I’ve always felt that I drifted through my professional life in a kind of random walk, without much of a plan. Admittedly, working at the ODI brings together so much of what I’ve done over the years that it might look intentional, but it’s really just another convenient accident. However, at 37, perhaps it’s time to start trying to steer a little. Maybe it’s time to get an answer to the classic interview question “where do you see yourself in five years’ time?”. Because the ODI is about building a movement, a community, it’s OK if the answer to the question is “not here”. People leaving the ODI and starting their own businesses is a Good Thing in a way it wouldn’t be anywhere else.
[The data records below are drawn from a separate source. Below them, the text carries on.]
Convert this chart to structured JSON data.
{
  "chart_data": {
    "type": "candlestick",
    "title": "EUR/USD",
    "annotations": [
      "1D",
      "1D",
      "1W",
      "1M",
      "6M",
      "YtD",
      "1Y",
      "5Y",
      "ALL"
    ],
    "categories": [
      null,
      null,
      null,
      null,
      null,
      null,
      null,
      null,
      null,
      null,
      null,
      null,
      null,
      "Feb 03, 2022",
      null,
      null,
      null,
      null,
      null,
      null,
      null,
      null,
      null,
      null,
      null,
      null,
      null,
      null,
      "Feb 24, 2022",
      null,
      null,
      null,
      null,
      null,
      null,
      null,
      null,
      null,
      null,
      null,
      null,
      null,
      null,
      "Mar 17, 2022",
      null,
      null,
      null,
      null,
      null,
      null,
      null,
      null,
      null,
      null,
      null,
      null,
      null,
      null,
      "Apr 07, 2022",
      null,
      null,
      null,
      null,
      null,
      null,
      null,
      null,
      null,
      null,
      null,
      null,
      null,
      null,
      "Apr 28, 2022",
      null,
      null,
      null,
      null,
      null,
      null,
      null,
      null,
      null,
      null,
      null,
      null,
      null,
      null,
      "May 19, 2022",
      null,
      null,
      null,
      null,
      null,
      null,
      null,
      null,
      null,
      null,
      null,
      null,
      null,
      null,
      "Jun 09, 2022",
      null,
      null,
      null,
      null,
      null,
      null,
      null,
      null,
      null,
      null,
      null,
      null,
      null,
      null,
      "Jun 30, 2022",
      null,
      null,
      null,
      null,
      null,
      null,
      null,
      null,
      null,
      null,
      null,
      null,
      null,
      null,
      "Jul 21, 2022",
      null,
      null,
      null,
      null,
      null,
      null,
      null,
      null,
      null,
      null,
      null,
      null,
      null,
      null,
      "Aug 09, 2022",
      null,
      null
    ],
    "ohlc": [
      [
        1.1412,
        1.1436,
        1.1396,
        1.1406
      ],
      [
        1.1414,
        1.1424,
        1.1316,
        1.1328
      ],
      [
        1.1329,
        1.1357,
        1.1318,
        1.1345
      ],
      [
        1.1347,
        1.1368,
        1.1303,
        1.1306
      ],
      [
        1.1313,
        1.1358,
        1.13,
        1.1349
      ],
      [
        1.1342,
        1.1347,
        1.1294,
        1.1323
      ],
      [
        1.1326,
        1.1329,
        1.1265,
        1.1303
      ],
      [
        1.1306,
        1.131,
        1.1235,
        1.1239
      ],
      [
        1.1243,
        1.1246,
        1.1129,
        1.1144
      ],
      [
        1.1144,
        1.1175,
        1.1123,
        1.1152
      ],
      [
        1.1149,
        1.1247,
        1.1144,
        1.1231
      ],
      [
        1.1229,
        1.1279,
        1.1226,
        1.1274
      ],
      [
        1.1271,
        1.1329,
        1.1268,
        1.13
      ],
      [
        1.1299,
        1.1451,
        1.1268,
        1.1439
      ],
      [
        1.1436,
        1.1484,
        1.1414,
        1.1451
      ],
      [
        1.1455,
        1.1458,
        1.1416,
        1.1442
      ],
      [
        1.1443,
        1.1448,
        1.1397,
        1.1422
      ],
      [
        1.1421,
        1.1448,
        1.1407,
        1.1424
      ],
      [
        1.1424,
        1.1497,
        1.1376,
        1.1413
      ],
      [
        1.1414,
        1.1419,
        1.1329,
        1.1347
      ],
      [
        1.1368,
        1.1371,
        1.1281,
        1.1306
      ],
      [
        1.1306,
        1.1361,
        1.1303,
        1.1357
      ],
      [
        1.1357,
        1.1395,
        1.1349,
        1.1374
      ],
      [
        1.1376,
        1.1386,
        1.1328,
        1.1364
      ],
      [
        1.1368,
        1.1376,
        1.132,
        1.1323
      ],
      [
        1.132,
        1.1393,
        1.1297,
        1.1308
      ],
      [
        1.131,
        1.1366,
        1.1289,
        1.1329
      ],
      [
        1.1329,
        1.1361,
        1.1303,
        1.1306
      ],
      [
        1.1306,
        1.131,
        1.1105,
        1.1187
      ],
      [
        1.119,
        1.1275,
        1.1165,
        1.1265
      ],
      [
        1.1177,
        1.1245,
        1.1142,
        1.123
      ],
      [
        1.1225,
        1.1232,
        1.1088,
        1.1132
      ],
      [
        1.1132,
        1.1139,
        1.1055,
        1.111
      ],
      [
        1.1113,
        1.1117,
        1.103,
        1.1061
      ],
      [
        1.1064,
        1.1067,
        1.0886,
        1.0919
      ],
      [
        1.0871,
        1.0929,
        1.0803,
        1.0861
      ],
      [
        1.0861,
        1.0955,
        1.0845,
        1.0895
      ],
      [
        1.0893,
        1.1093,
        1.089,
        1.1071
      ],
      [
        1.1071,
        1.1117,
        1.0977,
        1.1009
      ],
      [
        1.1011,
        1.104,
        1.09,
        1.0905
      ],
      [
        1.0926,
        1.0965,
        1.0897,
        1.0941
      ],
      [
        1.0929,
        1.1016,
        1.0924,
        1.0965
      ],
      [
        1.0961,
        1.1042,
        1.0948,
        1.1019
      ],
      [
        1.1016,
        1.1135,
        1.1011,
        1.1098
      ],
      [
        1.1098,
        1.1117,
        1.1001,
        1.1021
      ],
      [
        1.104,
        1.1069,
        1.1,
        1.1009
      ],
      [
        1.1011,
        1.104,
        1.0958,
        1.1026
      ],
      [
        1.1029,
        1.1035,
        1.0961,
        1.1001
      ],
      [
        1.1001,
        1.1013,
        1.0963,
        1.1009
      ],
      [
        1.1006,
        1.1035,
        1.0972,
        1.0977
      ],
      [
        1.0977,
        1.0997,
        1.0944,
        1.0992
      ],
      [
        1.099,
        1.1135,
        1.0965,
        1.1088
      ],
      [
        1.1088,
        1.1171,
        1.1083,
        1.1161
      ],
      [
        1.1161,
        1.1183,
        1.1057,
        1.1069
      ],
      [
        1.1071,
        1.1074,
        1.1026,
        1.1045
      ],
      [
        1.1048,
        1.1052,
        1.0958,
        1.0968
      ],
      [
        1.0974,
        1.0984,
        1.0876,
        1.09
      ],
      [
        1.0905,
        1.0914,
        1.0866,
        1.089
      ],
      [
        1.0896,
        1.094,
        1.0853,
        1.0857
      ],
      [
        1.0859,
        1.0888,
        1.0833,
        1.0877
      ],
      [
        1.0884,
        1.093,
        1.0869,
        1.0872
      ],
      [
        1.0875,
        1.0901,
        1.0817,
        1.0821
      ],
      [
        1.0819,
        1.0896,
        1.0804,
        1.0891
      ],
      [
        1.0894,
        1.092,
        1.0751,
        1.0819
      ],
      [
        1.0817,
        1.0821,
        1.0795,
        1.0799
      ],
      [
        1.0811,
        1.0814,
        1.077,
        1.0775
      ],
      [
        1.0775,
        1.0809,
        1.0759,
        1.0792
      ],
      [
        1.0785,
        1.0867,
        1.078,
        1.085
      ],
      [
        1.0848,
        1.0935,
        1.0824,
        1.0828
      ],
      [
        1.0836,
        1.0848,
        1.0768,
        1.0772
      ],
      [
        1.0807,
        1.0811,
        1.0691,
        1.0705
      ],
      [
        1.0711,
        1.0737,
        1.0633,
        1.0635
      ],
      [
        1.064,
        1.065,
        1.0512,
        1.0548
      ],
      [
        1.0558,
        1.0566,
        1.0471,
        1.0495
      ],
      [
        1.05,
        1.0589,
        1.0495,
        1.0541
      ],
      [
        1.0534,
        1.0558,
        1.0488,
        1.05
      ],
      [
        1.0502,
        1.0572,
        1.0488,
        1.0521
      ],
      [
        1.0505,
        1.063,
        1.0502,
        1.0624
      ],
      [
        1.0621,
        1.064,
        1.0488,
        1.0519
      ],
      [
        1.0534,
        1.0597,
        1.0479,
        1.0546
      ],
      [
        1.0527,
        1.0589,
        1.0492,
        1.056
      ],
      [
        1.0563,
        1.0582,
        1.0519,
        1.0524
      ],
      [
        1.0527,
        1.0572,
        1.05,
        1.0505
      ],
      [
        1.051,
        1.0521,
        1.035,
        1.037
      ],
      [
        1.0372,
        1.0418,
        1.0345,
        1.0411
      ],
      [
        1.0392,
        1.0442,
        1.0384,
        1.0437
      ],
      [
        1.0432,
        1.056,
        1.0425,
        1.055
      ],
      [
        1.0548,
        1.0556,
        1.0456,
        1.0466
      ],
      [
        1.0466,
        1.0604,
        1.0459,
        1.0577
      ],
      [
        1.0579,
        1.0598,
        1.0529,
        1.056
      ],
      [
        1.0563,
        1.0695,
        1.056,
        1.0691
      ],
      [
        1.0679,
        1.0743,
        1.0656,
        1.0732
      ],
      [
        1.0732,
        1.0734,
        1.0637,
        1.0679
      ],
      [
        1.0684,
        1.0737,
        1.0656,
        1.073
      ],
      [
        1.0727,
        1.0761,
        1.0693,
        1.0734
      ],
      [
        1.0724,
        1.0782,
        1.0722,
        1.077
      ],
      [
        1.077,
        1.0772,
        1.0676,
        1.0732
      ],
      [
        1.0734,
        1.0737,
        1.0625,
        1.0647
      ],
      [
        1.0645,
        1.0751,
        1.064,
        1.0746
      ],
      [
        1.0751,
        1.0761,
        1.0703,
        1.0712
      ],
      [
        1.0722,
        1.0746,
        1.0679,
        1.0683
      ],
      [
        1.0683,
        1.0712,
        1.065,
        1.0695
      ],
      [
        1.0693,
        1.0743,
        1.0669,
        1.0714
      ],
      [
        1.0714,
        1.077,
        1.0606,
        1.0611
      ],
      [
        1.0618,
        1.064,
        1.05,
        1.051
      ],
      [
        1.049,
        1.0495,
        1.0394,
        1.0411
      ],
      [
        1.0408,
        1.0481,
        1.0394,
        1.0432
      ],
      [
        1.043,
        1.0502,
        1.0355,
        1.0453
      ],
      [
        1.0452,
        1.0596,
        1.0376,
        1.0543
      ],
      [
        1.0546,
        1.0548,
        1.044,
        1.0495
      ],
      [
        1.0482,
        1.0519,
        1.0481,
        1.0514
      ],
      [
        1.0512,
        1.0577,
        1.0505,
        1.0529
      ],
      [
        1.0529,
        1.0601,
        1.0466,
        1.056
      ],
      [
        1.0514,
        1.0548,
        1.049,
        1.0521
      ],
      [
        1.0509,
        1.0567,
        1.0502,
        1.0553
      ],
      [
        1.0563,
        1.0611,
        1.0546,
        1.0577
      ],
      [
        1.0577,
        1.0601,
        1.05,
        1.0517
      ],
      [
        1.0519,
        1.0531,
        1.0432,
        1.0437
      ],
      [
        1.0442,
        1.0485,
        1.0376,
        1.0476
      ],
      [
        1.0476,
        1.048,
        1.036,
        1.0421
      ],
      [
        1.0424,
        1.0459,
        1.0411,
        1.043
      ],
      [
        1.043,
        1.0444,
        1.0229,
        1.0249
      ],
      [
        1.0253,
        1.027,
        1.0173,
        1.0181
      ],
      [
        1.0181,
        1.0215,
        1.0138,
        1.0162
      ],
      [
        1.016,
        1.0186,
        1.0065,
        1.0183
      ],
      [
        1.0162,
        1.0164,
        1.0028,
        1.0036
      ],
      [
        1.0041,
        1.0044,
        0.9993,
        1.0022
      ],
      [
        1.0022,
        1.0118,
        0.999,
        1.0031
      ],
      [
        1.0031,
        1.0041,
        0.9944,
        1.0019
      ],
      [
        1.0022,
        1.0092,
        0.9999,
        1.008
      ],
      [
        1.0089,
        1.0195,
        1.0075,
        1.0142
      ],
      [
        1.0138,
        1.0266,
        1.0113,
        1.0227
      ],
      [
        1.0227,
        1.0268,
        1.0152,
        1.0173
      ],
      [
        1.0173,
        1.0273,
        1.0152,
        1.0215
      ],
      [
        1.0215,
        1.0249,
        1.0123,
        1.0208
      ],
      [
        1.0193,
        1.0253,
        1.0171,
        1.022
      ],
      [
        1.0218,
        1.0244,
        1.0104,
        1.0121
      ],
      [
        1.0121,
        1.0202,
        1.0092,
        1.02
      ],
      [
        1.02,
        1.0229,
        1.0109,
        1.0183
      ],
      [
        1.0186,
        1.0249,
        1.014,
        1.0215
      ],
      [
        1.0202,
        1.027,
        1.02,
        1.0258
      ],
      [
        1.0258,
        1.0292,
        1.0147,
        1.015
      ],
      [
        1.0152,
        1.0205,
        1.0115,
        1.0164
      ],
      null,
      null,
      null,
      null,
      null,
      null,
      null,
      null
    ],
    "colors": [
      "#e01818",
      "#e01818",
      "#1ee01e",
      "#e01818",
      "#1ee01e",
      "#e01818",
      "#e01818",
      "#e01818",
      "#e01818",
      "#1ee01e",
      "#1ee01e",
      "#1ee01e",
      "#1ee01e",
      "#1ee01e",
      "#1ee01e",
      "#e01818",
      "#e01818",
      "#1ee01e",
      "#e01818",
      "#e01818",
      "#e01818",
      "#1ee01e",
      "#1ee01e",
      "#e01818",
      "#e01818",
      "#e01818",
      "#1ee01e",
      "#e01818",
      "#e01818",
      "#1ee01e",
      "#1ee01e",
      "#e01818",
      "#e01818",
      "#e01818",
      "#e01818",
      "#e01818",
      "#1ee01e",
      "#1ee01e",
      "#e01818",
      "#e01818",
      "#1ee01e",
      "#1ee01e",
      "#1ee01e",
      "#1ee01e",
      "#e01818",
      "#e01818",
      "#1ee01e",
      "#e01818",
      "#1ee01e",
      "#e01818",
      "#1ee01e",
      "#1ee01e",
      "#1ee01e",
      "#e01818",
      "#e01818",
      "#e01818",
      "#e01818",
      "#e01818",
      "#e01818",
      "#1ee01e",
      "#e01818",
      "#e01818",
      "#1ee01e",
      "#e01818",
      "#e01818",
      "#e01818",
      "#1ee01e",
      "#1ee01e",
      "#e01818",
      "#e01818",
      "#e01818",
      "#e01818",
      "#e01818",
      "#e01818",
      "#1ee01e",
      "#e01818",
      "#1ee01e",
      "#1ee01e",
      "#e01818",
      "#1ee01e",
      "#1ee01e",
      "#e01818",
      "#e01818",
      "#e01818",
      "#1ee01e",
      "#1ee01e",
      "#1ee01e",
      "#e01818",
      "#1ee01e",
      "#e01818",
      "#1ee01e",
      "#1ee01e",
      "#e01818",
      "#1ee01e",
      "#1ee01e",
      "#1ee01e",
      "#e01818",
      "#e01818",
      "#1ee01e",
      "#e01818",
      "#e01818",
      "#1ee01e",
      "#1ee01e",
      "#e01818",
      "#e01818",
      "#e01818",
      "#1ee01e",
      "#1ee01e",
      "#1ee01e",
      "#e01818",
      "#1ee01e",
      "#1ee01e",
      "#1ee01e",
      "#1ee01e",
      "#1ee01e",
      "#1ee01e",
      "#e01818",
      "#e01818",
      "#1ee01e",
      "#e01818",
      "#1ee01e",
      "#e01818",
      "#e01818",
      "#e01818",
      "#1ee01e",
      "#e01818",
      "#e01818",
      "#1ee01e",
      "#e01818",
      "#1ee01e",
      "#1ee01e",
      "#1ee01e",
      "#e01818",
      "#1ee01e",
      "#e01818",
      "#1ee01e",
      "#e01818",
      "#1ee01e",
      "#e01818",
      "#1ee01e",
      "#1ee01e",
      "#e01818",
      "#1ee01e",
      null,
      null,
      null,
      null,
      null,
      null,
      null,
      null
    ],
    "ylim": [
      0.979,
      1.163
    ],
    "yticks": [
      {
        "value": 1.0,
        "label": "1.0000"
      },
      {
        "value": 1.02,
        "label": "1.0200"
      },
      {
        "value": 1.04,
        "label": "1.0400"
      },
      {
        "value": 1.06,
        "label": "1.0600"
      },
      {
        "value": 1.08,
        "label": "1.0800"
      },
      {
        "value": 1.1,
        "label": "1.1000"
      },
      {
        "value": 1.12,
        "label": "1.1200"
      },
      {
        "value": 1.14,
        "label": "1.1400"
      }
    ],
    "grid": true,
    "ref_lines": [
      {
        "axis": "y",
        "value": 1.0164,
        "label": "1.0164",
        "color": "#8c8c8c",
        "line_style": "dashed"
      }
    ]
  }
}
So, where do I want to be? Well, barring career discontinuities, I reckon I should be CTOing somewhere that’s making a difference to the things I care about, somewhere in the openness, transparency, democracy, environmental impact sort of area, rather than day-to-day hacking. Maybe that’s still the ODI, but if so I should look to be doing more of the strategic stuff by then.

Problem is, I don’t know what’s missing in order for me to get there. Technically, I can do anything I can turn my hand to, but I know there are deeper mysteries that I know nothing about, but that are important in the wider context of a CTO type role.

The mentoring program is a perfect framework to start thinking about this. I’ve been lucky enough find a mentor who has gone through the transition from pure hacker to something a bit more strategic in the shape of Francis Irving, ex of MySociety and now CEO of ScraperWiki. We share many of our ideals, and I hope I can learn a lot from someone who is a little further down the path than me.

Neither of us really know how this process will work, but we’re starting with a bit of set reading (The Innovator’s Dilemma by Clayton M. Christensen) and seeing how it evolves. As we go along, I’m going to try to share my thoughts and learning in public, partly as a way of marshalling my own thoughts, and partly as a way to pay Francis’ generosity forward to others.

It will be an adventure, and hopefully I will come out of it with a better understanding both of myself, and my role in the better future I hope to build.